DACF Home → Bureaus & Programs → Maine Natural Areas Program → Communities, Plants, and Animals → Rare Plants → Saxifraga cespitosa
Saxifraga cespitosa L.
Tufted Saxifrage
- State Rank: S1
- Global Rank: G5
- State Status: Endangered
Habitat: Rock crevices, cliffs, rocky slopes. [Alpine or subalpine (non-forested, upland)]
Range: Circumboreal.
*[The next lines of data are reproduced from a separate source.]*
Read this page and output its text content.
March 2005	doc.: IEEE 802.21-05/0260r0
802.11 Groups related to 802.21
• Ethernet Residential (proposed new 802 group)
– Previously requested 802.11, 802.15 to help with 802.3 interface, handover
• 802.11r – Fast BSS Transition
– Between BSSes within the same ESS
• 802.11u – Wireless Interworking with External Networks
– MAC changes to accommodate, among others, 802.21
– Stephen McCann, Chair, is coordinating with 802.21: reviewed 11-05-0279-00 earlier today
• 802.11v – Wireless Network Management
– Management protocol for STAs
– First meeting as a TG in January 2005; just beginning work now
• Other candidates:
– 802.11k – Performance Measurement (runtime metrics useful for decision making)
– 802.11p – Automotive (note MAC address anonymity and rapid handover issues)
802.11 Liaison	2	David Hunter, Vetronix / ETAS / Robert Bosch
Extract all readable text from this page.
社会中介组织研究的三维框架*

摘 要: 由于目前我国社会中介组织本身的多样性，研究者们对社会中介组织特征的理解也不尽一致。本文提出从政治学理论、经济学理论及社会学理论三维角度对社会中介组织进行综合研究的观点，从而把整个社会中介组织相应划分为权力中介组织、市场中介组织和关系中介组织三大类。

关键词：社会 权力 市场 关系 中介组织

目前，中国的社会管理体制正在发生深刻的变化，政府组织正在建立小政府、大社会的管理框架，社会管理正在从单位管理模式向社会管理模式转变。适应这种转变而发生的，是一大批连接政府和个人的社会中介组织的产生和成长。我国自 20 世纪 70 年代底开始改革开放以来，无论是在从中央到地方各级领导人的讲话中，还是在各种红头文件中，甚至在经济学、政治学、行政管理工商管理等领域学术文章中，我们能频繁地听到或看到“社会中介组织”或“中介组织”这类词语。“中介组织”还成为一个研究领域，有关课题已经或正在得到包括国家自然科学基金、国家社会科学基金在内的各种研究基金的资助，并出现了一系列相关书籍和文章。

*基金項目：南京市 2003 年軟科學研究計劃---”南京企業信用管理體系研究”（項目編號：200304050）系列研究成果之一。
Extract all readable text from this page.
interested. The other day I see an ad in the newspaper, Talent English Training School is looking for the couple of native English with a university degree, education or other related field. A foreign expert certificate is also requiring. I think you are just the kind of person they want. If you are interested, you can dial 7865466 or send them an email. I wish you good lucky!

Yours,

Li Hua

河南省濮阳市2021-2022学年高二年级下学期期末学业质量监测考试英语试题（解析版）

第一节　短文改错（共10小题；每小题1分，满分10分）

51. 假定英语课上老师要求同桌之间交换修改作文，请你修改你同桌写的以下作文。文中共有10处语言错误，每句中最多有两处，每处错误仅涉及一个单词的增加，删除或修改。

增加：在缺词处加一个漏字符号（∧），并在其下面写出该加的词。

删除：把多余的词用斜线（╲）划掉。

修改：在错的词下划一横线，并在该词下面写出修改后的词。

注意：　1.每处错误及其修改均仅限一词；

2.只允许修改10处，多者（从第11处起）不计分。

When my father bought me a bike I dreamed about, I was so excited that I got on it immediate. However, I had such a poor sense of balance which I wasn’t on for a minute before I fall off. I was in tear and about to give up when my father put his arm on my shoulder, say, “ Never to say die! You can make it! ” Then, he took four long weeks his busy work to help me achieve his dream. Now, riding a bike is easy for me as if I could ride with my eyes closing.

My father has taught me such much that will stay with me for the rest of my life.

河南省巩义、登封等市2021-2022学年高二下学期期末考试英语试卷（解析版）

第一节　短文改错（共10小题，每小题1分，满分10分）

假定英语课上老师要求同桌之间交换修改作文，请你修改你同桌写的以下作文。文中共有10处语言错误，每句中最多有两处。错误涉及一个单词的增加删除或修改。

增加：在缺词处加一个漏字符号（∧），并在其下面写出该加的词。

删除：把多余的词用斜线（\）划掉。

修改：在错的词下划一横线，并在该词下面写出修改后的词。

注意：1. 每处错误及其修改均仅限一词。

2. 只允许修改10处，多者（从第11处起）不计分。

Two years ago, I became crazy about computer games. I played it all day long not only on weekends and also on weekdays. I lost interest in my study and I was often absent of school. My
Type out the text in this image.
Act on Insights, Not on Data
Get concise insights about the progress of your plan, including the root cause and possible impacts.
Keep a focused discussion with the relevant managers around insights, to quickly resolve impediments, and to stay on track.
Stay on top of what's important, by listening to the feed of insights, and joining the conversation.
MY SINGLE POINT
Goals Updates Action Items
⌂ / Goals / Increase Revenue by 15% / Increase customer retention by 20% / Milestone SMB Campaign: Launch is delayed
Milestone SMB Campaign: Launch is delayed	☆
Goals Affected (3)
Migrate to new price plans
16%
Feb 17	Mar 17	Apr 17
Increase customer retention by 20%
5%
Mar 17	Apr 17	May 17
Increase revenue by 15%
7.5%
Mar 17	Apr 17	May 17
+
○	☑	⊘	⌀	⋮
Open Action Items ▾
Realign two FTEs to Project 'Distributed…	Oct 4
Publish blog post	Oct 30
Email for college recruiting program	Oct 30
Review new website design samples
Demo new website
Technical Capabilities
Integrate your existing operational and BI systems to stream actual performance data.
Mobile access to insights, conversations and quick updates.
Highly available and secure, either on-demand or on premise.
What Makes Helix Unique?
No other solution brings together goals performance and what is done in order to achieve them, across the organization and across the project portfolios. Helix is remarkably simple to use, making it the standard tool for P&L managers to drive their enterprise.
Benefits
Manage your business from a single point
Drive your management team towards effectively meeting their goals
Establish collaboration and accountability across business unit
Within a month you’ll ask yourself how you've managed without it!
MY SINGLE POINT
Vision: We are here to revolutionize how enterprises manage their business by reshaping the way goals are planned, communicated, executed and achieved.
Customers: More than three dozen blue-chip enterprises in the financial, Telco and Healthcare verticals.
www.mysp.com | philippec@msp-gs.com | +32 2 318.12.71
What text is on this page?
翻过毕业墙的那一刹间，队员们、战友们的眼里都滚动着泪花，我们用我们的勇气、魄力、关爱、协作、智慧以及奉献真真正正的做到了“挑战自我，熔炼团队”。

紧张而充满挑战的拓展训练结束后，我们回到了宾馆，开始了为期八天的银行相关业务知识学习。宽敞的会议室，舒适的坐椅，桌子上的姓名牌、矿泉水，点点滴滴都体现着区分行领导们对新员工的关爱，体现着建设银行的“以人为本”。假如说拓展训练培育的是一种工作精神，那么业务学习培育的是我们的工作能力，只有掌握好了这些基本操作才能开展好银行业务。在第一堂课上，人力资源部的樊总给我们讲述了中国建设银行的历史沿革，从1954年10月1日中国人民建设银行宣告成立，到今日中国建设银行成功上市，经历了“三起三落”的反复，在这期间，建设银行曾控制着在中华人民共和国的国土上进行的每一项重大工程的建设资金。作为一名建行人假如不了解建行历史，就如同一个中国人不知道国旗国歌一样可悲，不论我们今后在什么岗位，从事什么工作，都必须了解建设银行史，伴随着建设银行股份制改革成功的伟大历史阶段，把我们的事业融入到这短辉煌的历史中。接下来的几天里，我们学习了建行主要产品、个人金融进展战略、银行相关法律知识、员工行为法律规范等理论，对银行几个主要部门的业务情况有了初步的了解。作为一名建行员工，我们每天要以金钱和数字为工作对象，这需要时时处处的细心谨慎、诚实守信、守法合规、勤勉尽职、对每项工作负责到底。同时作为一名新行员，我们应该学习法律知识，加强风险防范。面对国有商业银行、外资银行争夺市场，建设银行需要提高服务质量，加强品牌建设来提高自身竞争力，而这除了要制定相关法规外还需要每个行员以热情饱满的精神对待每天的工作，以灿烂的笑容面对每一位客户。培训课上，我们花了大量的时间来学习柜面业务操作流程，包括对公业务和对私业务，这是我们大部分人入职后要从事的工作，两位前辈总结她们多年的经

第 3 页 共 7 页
In North America from maritime Canada, south to Maine, across Canada to Alaska, south to California, Arizona, and New Mexico.
Aids to Identification: A tufted plant with leaves tightly bundled in small whorls on short stems that grows in small tussocks. Each rosette sends up several flower stalks with a white, 5-petaled flower.
Ecological characteristics: Ledges and terraces of circumneutral rock outcrops and talus slopes.
Phenology: In Maine, flowers in June.
Family: Saxifragaceae
Synonyms: Saxifraga caespitosa L.
Known Distribution in Maine: This rare plant has been documented from a total of 1 town(s) in the following county(ies): Aroostook.
Reason(s) for rarity: At southern limit of its range in eastern North America.
Conservation considerations: The known population is in a small area and subject to the vagaries of small populations like random fluctuations or localized disturbance events.